Welcome to the forum. I think bmaverick can answer all your Yanmar questions. We have a few manuals in our manual section, have a browse.


----------



## winston (Aug 19, 2008)

Ric1960xo said:


> Can any yanmar 1702 owners advise me what fluid I need in my tractor, l take it I'll need a universal fluid but I'm at a loss what grade. I also would like to know is the hydraulic fluid separate for the lift arms or use the same fluid. If its separate how do I find the level. As you can tell I've no handbook for the tractor, so if you could r
> recommend one with relevant information. I've attached 2 photos I showing the what I believe to be the dip and fill point for the transmission.


I use Tractor Suppcus


Ric1960xo said:


> Could anyone recommend a good handbook to Yanmar YM1702D and where I can buy one please?


https://www.hoyetractor.com/PROD/YANMAROM.htm

I use Tractor Supply Traveler brand. https://www.tractorsupply.com/tsc/p...al-tractor-trans-hydraulic-fluid?cm_vc=-10005

The transmission case is the reservoir for the shared fluid for transmission and hydraulics.


----------



## bmaverick (Feb 20, 2014)

Ric1960xo said:


> Can any yanmar 1702 owners advise me what fluid I need in my tractor, l take it I'll need a universal fluid but I'm at a loss what grade. I also would like to know is the hydraulic fluid separate for the lift arms or use the same fluid. If its separate how do I find the level. As you can tell I've no handbook for the tractor, so if you could recommend one with relevant information. I've attached 2 photos I showing the what I believe to be the dip and fill point for the transmission.


EZ. J20C is the hydraulic transmission fluid to use. The YM-Series of tractor is also the John Deere 50-Series tractors, just painted JD green.  

J20C meets and exceeds all of the Yanmar requirements.
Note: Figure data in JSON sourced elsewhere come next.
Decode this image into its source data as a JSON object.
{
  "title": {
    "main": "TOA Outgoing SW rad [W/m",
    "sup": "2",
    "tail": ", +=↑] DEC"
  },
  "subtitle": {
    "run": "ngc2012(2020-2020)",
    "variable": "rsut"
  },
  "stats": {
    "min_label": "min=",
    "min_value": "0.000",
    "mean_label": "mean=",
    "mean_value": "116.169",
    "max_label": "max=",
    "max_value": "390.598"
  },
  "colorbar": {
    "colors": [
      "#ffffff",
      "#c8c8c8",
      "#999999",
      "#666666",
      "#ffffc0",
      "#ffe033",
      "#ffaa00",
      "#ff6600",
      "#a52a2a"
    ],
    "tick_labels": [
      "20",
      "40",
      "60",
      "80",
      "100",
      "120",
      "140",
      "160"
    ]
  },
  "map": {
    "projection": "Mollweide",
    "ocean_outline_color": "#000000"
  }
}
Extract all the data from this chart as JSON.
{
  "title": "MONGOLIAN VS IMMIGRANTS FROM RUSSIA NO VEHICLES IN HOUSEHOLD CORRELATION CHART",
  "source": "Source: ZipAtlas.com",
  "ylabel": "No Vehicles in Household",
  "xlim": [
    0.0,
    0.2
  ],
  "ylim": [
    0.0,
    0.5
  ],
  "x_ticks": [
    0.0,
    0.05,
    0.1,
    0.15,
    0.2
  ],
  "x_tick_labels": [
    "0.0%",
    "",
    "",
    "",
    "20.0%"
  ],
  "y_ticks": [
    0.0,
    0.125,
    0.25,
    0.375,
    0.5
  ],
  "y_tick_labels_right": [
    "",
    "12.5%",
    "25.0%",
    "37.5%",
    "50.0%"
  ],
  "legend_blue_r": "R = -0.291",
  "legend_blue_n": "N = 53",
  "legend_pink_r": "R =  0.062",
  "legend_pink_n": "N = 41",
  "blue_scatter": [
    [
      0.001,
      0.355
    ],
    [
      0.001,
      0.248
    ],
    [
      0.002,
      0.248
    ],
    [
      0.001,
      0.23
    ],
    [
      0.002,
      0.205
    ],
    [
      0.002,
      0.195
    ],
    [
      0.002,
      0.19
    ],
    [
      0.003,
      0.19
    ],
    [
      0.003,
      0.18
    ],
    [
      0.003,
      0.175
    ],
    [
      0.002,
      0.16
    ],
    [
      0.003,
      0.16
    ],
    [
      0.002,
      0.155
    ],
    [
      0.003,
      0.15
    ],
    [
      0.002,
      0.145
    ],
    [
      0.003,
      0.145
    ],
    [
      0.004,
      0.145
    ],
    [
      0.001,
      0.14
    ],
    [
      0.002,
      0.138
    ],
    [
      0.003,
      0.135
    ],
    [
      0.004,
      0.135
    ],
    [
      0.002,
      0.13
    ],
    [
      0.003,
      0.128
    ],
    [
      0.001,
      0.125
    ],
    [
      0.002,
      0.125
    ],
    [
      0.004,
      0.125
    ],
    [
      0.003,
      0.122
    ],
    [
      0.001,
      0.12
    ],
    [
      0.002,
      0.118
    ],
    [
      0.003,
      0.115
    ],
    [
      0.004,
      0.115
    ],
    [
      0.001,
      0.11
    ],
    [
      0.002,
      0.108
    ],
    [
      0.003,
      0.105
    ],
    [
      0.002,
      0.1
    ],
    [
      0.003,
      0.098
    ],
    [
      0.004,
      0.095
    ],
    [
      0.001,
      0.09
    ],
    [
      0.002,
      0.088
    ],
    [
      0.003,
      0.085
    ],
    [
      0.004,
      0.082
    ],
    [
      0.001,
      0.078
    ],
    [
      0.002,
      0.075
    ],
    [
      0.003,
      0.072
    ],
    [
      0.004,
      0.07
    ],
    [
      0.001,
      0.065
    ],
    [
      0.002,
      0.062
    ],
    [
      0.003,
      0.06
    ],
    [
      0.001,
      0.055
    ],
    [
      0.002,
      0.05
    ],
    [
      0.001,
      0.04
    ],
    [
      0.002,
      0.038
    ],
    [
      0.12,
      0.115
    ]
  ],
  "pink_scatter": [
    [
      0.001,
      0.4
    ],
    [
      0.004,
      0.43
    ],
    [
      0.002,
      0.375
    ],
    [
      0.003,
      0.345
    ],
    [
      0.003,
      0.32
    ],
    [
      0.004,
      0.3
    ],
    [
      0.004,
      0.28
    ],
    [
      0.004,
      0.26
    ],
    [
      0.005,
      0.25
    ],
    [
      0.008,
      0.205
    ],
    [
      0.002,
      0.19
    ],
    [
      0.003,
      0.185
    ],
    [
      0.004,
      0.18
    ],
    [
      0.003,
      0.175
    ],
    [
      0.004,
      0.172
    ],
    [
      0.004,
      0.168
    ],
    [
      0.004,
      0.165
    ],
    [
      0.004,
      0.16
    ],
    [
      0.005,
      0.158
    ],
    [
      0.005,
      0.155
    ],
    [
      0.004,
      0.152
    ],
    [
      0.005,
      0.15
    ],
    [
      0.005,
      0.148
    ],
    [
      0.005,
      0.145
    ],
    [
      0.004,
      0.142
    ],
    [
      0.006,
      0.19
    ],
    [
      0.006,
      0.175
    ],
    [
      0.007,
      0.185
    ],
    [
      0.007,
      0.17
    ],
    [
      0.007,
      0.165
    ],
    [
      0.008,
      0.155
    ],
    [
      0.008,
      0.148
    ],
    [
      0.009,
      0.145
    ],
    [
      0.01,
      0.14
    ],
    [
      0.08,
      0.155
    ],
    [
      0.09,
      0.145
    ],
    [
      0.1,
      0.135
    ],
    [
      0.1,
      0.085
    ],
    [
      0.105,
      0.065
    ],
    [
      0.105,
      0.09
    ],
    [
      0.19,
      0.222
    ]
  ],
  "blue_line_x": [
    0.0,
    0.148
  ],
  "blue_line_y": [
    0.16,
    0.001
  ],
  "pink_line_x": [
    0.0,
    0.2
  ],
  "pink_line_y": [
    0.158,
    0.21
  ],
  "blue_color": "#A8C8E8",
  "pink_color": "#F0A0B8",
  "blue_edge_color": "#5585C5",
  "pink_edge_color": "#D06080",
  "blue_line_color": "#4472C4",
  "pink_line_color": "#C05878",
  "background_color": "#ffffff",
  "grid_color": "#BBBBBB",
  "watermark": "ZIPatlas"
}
Store brands like TSC, Farm & Fleet, Rural King also have their fluids, just read the jugs to ensure it meets the J20C requirements. FYI, the Ford/New Holland and CASE fluids are DIFFERENT. Thus, do not use them. 

On the Yanmar Tractor Users Group found here has a large community to help you. https://yanmar-tractor-owners.groups.io 

Also, this forum here is a great help as well. It just depends on what you are after at the time.


----------